Late capitalism may be having a banner year.
According to data from document research company Nexis, the term “late capitalism” appeared 274 times in popular English-language news in 2018 through Nov. 15, and looks set to end the year with more than 340 mentions. That means the term’s use is on track to surpass its 2013 high of 326. This does not even take into account its endless daily use on social media.
Late capitalism is a vague, and difficult to define. It is generally used in reference to the excesses of developed market economies.
Similar to the term “neoliberalism,” late capitalism is a way for leftist critics to deride capitalism without being specific. It is the kind of academic-sounding jargon that is supposed to make the user sound smart. In an article in the National Review, author Stephen Miller (no, not that one), argues that late capitalism is a “meaningless phrase.” I agree. Whenever anyone uses the term, it leaves me wanting them to explain what they actually mean.

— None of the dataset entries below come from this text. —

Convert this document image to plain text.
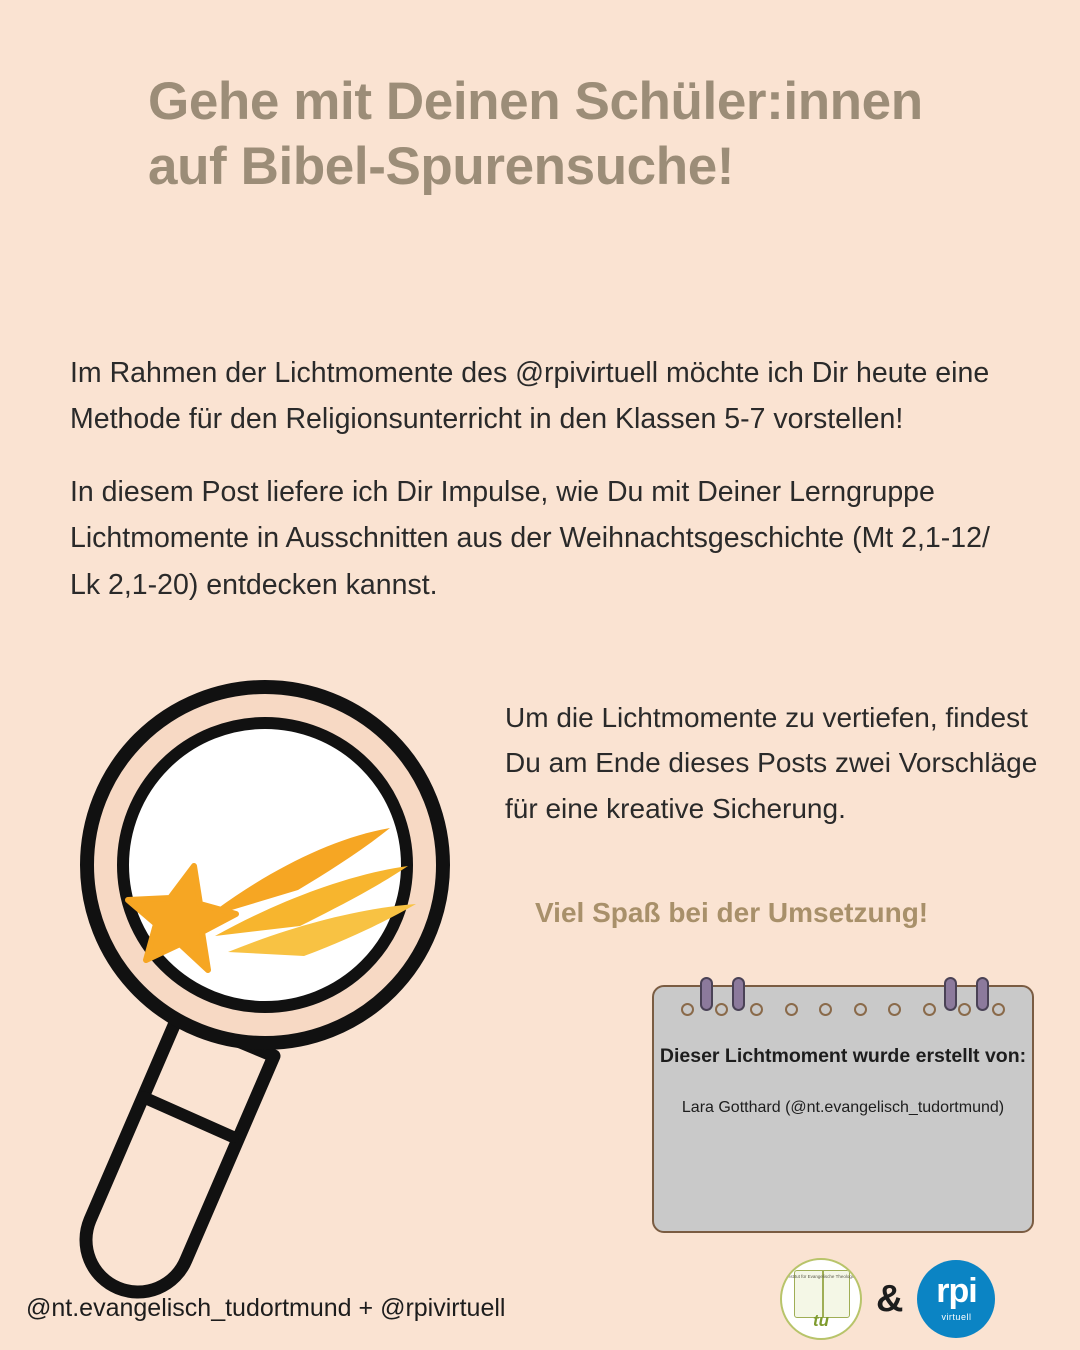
Gehe mit Deinen Schüler:innen auf Bibel-Spurensuche!

Im Rahmen der Lichtmomente des @rpivirtuell möchte ich Dir heute eine Methode für den Religionsunterricht in den Klassen 5-7 vorstellen!

In diesem Post liefere ich Dir Impulse, wie Du mit Deiner Lerngruppe Lichtmomente in Ausschnitten aus der Weihnachtsgeschichte (Mt 2,1-12/ Lk 2,1-20) entdecken kannst.

Um die Lichtmomente zu vertiefen, findest Du am Ende dieses Posts zwei Vorschläge für eine kreative Sicherung.

Viel Spaß bei der Umsetzung!
Dieser Lichtmoment wurde erstellt von:
Lara Gotthard (@nt.evangelisch_tudortmund)
Institut für Evangelische Theologie
tu
& rpi
virtuell
@nt.evangelisch_tudortmund + @rpivirtuell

Here is an example of how it is typically employed, from a recent review in the Columbus Dispatch of the new movie The Grinch: “So while The Grinch brushes up against the crushing horrors of late capitalism in terms both the conspicuous consumption of Christmas gifting and the reality that is providing for a family and securing child care, the film doesn’t get too deep.” (Consider whether the sentence would be changed without the word “late.”)
In a 2017 article, the Atlantic’s Annie Lowrey explored the origins of the term. Lowery found that the German economist Werner Sombart coined late capitalism around 1900, and the Marxist theorist Ernest Mandel popularized it in the mid-20th century to refer to the period after World War II, when large multinational corporations gained strength.
More recently, Lowery explains, late capitalism is often applied to efforts by brands to co-opt social movements. For example, Tiffany selling an “eco-friendly” silver straw for $375 would qualify as an example of late capitalism. Still others use the term more broadly to refer to growing inequality and other contemporary economics ills.
Lowery celebrates the rise of the term. She says its usage “captures the resurgent left’s anger…” She is too generous.
I for one would cheer the downfall of late capitalism. It’s a term that deserves to die.